In deze zaak heeft de Hoge Raad op 25 april 2014 uitspraak gedaan in een cassatieprocedure die was ingesteld door de moeder van twee kinderen. De moeder, wonende in Nederland, had in een kort geding een verzoek ingediend tot vaststelling van een omgangsregeling in afwachting van een verzoek om teruggeleiding van de kinderen naar de Verenigde Staten. De zaak was eerder behandeld door de voorzieningenrechter te Assen en het gerechtshof Arnhem-Leeuwarden. De moeder was van mening dat de door de Amerikaanse rechter vastgestelde omgangsregeling moest worden gevolgd, maar de vader, die in de Verenigde Staten woonde, was niet verschenen in de procedure.

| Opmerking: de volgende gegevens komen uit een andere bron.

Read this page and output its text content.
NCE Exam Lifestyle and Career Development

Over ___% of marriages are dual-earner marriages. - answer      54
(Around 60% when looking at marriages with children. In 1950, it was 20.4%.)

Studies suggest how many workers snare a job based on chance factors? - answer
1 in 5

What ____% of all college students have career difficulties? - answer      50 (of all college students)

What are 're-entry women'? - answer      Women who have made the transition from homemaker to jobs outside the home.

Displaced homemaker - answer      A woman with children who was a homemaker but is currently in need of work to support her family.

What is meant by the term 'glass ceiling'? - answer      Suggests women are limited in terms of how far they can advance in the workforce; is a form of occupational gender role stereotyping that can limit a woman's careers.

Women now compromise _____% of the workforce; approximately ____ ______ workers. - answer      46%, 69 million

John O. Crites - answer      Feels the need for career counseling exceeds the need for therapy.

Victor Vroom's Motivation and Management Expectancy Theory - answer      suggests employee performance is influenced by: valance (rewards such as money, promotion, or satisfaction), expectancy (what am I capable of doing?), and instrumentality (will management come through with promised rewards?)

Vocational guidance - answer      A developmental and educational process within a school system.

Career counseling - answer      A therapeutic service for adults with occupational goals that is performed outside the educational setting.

De Hoge Raad oordeelde dat de klachten die door de moeder in cassatie waren aangevoerd, niet konden leiden tot cassatie. De Hoge Raad verwees naar artikel 81 lid 1 van de Wet op de rechterlijke organisatie, waaruit blijkt dat de klachten niet nopen tot beantwoording van rechtsvragen in het belang van de rechtseenheid of de rechtsontwikkeling. Dit betekent dat de Hoge Raad de eerdere uitspraken van de lagere rechters heeft bekrachtigd.
In de beslissing heeft de Hoge Raad ook de proceskosten gecompenseerd, waarbij iedere partij de eigen kosten draagt. Dit arrest is gewezen door de raadsheren A.M.J. van Buchem-Spapens, als voorzitter, C.E. Drion en G. Snijders, en openbaar uitgesproken door raadsheer G. de Groot.